Kelimenin kökü olan ber’, “yaratmak”tır. Böylece Bâri de “yaratan, maddesi ve modeli olmadan icat eden; sıfatlarında yaratılmışlara benzemekten berî olan; birçok farklılıklarına rağmen evrenin bütün parçalarını âhenksizlik ve düzensizlikten uzak olarak meydana getiren; hiçbir borç ve zimmet altında bulunmayan, bütün nimetleri bir lutuf olarak veren” mânalarını taşır.
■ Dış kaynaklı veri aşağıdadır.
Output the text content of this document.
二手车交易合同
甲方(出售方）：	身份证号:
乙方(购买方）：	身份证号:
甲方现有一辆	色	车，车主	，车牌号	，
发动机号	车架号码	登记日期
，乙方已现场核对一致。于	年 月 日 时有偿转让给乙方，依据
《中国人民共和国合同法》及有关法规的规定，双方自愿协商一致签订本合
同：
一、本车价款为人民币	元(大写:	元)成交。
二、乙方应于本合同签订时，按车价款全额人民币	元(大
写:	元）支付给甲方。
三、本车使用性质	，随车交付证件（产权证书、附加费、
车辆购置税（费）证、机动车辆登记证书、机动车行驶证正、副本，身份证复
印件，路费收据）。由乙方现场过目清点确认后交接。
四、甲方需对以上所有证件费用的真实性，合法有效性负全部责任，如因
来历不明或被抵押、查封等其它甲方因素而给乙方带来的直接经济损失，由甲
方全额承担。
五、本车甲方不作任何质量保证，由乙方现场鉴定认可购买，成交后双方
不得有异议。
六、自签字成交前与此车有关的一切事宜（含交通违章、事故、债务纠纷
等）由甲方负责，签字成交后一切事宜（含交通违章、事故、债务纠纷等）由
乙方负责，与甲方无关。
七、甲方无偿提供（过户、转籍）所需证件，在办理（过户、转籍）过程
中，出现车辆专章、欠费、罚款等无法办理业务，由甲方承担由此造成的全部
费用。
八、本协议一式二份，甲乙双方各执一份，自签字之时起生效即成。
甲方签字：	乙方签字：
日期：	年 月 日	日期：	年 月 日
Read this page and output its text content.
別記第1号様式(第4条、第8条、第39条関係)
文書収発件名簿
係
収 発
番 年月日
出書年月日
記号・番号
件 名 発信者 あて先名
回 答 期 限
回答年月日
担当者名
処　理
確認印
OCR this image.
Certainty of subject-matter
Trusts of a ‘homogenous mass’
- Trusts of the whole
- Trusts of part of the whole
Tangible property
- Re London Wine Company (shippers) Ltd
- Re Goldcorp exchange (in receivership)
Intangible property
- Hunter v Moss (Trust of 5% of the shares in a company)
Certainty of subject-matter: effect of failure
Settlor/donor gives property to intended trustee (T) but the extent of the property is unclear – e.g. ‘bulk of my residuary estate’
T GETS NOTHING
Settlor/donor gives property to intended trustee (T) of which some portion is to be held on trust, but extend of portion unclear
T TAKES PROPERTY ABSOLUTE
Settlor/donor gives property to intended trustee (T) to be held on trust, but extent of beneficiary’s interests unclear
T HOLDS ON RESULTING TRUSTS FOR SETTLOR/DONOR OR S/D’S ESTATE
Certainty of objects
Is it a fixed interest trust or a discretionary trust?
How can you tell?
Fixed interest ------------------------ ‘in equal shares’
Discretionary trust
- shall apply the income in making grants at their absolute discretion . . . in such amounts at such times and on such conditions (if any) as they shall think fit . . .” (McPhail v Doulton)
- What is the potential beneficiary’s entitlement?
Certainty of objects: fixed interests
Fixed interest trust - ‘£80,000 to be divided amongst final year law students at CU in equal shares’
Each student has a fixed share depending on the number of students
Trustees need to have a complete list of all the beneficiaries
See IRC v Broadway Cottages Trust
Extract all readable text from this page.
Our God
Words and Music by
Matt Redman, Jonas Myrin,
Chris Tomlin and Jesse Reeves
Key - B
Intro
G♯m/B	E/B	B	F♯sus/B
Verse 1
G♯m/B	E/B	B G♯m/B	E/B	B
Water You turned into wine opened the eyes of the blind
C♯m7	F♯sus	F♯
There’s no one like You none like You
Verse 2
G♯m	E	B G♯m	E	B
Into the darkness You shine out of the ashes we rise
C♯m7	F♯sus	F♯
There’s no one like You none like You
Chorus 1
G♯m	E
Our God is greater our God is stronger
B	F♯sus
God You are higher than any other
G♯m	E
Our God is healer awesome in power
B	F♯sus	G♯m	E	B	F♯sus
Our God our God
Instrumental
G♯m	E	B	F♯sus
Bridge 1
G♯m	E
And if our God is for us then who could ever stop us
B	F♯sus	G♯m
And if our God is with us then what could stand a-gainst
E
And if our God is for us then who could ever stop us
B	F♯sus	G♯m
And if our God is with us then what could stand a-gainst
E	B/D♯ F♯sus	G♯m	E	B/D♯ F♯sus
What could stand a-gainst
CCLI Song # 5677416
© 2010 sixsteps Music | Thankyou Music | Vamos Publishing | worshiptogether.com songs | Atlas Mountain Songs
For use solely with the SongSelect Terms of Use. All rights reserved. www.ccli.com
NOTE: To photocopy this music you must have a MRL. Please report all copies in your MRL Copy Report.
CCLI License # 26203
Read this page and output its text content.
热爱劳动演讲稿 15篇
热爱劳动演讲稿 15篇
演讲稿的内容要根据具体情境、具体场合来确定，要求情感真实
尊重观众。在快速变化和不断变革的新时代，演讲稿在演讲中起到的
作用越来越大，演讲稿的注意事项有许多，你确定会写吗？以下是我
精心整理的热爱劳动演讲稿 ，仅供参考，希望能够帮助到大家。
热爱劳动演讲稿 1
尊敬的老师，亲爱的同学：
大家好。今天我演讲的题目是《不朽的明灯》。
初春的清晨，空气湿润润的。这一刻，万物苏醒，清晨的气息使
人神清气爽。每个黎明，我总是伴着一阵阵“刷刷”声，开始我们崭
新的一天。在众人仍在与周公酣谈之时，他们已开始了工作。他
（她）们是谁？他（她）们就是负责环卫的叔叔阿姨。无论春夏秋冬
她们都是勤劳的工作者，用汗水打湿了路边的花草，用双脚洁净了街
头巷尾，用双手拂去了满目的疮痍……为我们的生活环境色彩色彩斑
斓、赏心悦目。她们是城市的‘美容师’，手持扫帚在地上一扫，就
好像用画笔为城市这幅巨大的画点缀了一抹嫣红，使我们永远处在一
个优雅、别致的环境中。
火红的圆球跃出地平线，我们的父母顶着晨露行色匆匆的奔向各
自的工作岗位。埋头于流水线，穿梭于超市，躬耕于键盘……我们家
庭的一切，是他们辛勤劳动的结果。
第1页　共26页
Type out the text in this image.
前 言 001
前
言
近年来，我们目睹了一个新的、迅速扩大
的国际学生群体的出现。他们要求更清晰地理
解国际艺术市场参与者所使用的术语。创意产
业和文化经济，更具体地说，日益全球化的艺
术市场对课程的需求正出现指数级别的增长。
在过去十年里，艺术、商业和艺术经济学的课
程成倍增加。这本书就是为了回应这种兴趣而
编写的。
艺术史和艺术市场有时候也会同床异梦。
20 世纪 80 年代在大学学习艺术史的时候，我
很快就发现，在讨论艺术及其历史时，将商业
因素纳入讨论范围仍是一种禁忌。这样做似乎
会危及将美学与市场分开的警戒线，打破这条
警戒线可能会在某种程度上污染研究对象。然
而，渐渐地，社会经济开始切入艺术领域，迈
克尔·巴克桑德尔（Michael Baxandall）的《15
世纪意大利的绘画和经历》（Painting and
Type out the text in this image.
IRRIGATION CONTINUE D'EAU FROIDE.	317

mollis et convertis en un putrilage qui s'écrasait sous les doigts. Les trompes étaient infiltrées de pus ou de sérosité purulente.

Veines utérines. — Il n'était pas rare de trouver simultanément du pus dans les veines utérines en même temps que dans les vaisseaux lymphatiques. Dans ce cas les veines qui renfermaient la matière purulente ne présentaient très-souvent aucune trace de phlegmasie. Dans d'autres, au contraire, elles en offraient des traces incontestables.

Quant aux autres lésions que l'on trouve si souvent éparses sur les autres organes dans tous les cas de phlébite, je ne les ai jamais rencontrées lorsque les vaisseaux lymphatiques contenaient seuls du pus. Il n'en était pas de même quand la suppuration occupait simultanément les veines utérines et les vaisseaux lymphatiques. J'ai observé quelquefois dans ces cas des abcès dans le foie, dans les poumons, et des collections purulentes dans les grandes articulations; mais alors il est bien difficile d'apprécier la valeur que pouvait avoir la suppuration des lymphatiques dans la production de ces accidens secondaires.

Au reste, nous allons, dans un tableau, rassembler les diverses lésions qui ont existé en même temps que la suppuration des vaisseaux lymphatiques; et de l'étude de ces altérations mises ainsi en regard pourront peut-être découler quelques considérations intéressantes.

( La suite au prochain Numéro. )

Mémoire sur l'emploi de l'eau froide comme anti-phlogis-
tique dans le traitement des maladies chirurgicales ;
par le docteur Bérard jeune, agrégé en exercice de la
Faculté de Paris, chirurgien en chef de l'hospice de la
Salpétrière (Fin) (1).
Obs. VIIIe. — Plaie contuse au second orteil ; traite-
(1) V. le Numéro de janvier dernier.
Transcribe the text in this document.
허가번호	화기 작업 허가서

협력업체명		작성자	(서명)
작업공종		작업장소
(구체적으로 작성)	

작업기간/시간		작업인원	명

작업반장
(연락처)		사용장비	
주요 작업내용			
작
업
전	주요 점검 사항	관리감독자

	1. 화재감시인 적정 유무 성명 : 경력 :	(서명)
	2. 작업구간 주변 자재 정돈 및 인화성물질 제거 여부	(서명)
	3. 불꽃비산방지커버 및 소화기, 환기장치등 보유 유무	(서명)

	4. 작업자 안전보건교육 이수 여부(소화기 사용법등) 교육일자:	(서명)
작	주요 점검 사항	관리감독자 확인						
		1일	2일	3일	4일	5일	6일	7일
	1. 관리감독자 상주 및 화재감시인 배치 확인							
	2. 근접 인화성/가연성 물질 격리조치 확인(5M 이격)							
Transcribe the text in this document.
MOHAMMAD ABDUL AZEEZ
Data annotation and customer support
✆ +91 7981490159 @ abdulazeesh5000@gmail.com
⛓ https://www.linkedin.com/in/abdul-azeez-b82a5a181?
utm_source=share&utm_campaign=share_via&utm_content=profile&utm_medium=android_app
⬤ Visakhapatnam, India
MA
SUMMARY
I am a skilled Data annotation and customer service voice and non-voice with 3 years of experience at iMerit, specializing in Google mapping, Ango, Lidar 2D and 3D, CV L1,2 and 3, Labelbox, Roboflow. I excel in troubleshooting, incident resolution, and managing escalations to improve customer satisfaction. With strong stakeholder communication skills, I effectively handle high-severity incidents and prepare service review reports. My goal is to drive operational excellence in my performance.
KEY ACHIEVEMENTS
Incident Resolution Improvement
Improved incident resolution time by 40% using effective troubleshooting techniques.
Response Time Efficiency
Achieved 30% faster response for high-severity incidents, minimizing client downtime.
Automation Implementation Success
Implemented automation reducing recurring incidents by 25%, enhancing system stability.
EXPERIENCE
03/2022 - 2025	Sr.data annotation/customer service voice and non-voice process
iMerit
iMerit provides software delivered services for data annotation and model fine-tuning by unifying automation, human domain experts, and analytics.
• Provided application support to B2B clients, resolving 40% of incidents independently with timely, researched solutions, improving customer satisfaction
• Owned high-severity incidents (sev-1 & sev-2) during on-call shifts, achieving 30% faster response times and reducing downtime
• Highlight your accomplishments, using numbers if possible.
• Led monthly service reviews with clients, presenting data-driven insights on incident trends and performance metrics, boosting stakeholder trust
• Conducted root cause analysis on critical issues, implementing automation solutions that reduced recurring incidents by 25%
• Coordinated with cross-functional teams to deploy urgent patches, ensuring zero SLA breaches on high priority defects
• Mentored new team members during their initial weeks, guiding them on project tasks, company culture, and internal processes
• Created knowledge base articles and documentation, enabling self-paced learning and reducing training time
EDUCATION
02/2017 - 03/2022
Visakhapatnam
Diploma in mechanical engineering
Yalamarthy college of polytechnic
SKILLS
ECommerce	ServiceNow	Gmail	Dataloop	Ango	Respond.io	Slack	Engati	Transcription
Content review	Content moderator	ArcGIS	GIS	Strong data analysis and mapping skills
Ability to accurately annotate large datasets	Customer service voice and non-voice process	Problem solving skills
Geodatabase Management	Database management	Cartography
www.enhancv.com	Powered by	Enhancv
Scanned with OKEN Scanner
Alimlere göre Bâri’ ismi, beri kökünden türemiş olması da muhtemeldir. Bu durumda ise Bâri, “yaratılmışları sağlıklı ve dengeli hale koyan” anlamına gelir. Bu yüzden yüce Allah Bâri’dir ve mahlukları da her türlü eksiklikten beridir; başka bir ifade ile güdümlü ve hedefli yaratılmıştır ve yaşamını sürdürmek için tüm gerekli iç ihtiyaçlara sahiptir ve onun, hedefe ulaşmak için kat edilecek olan tüm yollar ön görülmüştür.

 

Haşr suresinin son ayetinin başında şöyle okuyoruz:

هُوَ اللّٰهُ الْخَالِقُ الْبَارِئُ الْمُصَوِّرُ

O Allah ki, Hâlık’tır (her şeyi yaratıp vücuda getirendir), Bârî’dir (her şeyi hiç yoktan ve en güzel bir biçimde kusursuzca var edendir), Musavvir’dir ('şekil ve suret' verendir)…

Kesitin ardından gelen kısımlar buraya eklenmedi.